9. Related Party Transactions

On July 16, 2019, the Company entered into master services agreement with Arvinas and Bayer LP (collectively, MSA). The language in each agreement mirrors the other. The MSAs each outline parameters for Arvinas and Bayer LP to perform services on behalf of Oerth and be compensated therefore. The services are outlined in individual statements of work (SoWs), which outline the work performed by Bayer LP or Arvinas for a defined period. The SoWs can be amended through change order procedures outlined in the SoW and are expected to renew upon expiration. Using a defined period allows for a descriptive outline of services, such as knowledge share, assay development, biological and chemical screening, and bio and chem informatics.

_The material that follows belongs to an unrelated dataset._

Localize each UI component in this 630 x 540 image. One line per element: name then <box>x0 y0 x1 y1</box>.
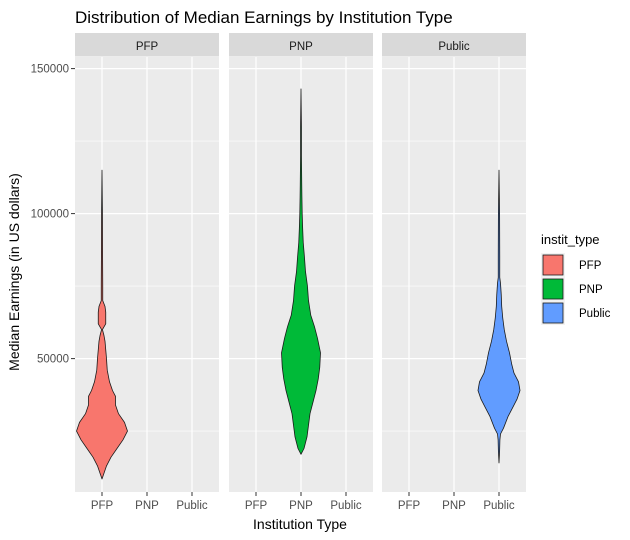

For the periods ended December 31, 2020 and 2019, the Company paid Arvinas $37,024 and $59,330 pursuant to the MSA, respectively. For the year ended December 31, 2020, the Company paid Bayer $306,520 in 2020 pursuant to the MSA. No amounts were paid to Bayer for the period ended December 31, 2019, pursuant to the MSA. As of December 31, 2020, costs of $1,260 were recorded within accounts payable and accrued expenses to Arvinas. As of December 31, 2020, costs of $292,518 were recorded within accounts payable and accrued expenses to Bayer. No amounts were recorded within accounts payable or accrued expenses as of December 31, 2019 for Arvinas or Bayer.

10. Subsequent Events

The Company evaluated subsequent events from December 31, 2020, the date of these financial statements, through February 19, 2021, which represents the date the financial statements were issued, for events requiring recording or disclosure in the financial statements for the year ended December 31, 2020. The Company concluded that the only event that occurred that would require recognition or disclosure is related to the sale leaseback arrangement described below.  

Sale Leaseback Arrangement—On January 29, 2021, the Company entered a sale leaseback transaction for certain lab equipment with a total asset value of $284,208.